The missile appeared to be a model known as the Shehab 3, an Iranian version of a North Korean model called the No Dong, which has a range of about 800 miles, U.S. officials said. That range would include Israel and most of Saudi Arabia and Turkey.
U.S. intelligence officials and Israel have been reporting for some time that Iran--with Russian help--has been trying to acquire intermediate-range missiles. The Clinton administration has been taking cautious but accelerating steps toward improving relations with Iran but at the same time has been warning that Tehran is continuing its efforts to acquire ballistic missiles and nuclear or chemical warheads.

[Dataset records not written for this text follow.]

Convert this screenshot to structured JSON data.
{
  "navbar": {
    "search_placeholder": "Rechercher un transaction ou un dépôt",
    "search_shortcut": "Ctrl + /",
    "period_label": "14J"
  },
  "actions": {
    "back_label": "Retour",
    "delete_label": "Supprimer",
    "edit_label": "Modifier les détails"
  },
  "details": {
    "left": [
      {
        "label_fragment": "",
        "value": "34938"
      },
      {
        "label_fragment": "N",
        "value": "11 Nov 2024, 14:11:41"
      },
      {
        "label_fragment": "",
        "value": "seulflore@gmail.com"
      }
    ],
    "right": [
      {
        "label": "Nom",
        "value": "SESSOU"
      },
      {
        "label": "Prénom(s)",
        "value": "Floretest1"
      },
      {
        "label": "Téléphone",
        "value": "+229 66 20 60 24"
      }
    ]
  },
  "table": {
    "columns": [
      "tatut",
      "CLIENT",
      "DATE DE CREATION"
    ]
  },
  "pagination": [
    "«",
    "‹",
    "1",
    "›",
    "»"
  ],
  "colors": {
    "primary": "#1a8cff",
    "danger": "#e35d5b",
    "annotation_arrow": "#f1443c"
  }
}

Until late last year, intelligence reports generally said Iran was at least two years and probably more away from being ready to test a missile. But late in 1997, U.S. intelligence agencies advanced the predicted schedule and forecast that a test could come within a year--a forecast that inspired Congress to pass legislation imposing sanctions on Russian companies that assist the Iranian program.
President Clinton vetoed that bill, arguing that Russia has begun to crack down on missile technology exports to Iran.
Congressional supporters of developing a U.S. antimissile defense system also sponsored legislation to increase funding for a joint U.S.-Israeli missile defense system known as the Arrow.
Last week, a bipartisan group known as the Rumsfeld Commission after its chairman, former Defense Secretary Donald H. Rumsfeld, warned specifically that Iran, along with North Korea, posed a more imminent missile threat than even the latest U.S. intelligence assessments said. Such countries are still some years away from acquiring long-range missiles able to hit the United States, that report said, but missiles such as the Shehab could inflict major damage on U.S. allies such as Israel or on U.S. troops in South Korea or the Persian Gulf region.
North Korea, isolated and impoverished, has said that it intends to continue its long-standing practice of selling missiles and missile technology to whoever will buy the weaponry.
Iran’s test at a remote desert site Wednesday “confirms the concern we’ve had for a long time, that North Korea is selling this stuff and countries like Iran are buying it,” a senior U.S. official said.
He described the missile as “basically an extended-range Scud,” the Soviet-designed missile used by Iraq during the 1991 Persian Gulf War.